For oxygen, carbon dioxide and water, however, it is continuous. Without continuous absorption (reabsorption) of the nerve water into the bloodstream, the cerebrospinal fluid space would enlarge and lead to a massive increase in pressure within the brain and spinal canal. The cerebrospinal fluid flows out of the cerebrospinal canal into the spinal cord canal on the one hand and into the outer cerebrospinal fluid space between the meninges on the other.

The middle meninges have protuberances, which are also called villi. They absorb the cerebrospinal fluid and conduct it into the veins of the outer meninges and into the lymphatic system. This prevents an increase in intracranial pressure and ensures that the cerebrospinal fluid is exchanged up to four times a day.

A pathological dilatation or enlargement of the cerebral ventricles is colloquially known as hydrocephalus. An internal hydrocephalus is an enlargement of the internal cerebrospinal fluid (within the brain). Accordingly, hydrocephalus externus means an enlargement of the external cerebrospinal fluid space (between the meninges).

An internal hydrocephalus usually occurs as a result of an obstruction of the outflow. The causes can be tumors, bleeding and inflammatory processes. So-called colloid cysts are among the most common causes of cerebrospinal fluid congestion in the ventricle system.

These benign masses grow in the third ventricle. If they lie down in front of the inter-ventricular hole, the outflow of cerebrospinal fluid is no longer guaranteed. Symptoms of colloidal cysts are vomiting, headaches and balance disorders.

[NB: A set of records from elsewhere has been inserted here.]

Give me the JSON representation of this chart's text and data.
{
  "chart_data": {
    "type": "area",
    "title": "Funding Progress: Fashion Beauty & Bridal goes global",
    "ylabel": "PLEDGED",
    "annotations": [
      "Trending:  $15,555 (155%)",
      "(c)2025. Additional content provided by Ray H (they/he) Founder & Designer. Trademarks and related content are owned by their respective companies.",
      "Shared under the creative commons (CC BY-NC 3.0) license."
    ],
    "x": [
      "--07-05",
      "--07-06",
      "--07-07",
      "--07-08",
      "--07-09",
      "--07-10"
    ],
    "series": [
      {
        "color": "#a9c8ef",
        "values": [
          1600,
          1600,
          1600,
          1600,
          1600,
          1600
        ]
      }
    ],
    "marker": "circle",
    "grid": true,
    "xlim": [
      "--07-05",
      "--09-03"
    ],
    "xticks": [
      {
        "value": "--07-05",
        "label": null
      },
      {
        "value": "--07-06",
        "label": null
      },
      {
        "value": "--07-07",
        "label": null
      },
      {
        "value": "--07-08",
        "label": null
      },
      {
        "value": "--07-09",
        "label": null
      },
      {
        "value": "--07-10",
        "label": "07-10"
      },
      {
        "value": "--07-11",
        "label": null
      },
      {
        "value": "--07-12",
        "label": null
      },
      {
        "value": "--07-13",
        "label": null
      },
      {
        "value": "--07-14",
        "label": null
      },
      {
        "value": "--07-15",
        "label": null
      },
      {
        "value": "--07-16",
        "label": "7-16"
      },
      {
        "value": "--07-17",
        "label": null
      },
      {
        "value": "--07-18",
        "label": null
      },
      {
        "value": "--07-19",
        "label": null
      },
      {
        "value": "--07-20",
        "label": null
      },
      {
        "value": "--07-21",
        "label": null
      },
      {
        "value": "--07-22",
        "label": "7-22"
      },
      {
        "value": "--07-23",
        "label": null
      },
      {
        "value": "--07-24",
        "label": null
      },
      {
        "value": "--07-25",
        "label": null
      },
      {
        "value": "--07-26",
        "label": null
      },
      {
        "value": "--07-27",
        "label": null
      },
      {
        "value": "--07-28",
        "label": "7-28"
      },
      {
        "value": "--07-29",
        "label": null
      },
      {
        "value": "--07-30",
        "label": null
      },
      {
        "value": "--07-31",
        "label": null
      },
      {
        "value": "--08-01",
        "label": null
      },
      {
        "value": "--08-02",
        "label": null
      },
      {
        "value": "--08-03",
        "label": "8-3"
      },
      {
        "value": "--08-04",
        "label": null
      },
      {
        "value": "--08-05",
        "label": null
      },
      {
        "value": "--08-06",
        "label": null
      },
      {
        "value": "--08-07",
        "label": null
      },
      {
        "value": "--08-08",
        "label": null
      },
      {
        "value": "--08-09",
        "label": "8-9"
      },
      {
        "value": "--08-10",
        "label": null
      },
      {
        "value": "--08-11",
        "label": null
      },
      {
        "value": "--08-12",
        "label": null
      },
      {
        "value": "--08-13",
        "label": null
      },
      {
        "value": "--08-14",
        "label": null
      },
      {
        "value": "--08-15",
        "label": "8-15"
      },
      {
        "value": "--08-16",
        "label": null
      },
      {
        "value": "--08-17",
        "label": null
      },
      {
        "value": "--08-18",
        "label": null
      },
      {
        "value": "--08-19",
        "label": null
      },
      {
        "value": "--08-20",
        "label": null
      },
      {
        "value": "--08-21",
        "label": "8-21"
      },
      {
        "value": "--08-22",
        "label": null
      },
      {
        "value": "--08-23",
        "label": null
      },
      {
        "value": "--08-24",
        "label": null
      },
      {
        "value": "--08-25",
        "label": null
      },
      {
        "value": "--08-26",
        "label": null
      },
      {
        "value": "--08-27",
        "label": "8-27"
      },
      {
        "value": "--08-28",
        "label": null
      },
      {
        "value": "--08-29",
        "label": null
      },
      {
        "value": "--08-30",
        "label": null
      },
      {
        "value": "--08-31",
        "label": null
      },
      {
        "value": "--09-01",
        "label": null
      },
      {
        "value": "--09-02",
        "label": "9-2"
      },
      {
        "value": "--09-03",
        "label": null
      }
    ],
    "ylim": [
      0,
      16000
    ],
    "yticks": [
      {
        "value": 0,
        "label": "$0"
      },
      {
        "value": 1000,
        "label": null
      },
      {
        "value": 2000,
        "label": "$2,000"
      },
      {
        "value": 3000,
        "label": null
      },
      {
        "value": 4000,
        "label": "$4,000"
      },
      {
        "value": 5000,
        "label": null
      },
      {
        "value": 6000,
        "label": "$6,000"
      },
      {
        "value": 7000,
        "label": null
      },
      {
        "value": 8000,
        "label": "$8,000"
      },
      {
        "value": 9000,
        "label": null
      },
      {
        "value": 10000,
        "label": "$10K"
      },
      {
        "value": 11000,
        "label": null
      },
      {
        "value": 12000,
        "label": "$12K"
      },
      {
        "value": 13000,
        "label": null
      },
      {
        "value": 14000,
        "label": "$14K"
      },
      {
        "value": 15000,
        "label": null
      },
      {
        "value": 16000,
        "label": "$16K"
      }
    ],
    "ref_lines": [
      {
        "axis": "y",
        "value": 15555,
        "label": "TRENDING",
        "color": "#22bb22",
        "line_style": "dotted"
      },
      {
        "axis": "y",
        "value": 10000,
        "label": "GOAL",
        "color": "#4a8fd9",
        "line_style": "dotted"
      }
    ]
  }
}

In the worst case, they cause an increase in intracranial pressure, which can be life-threatening. Dilatations of the external and internal cerebrospinal fluid space are also a possible consequence when the resorption villi become sticky. A resorption disorder also leads to an increase in intracranial pressure.

Another cause of one of the ventricles is increased cerebrospinal fluid production, for example in the context of an inflammation. If the dilated cavities are in unrestricted communication with each other and there is no increased intracranial pressure, this is called normal pressure hydrocephalus. The following symptoms are typical: Urinary incontinence, gait disorders and dementia.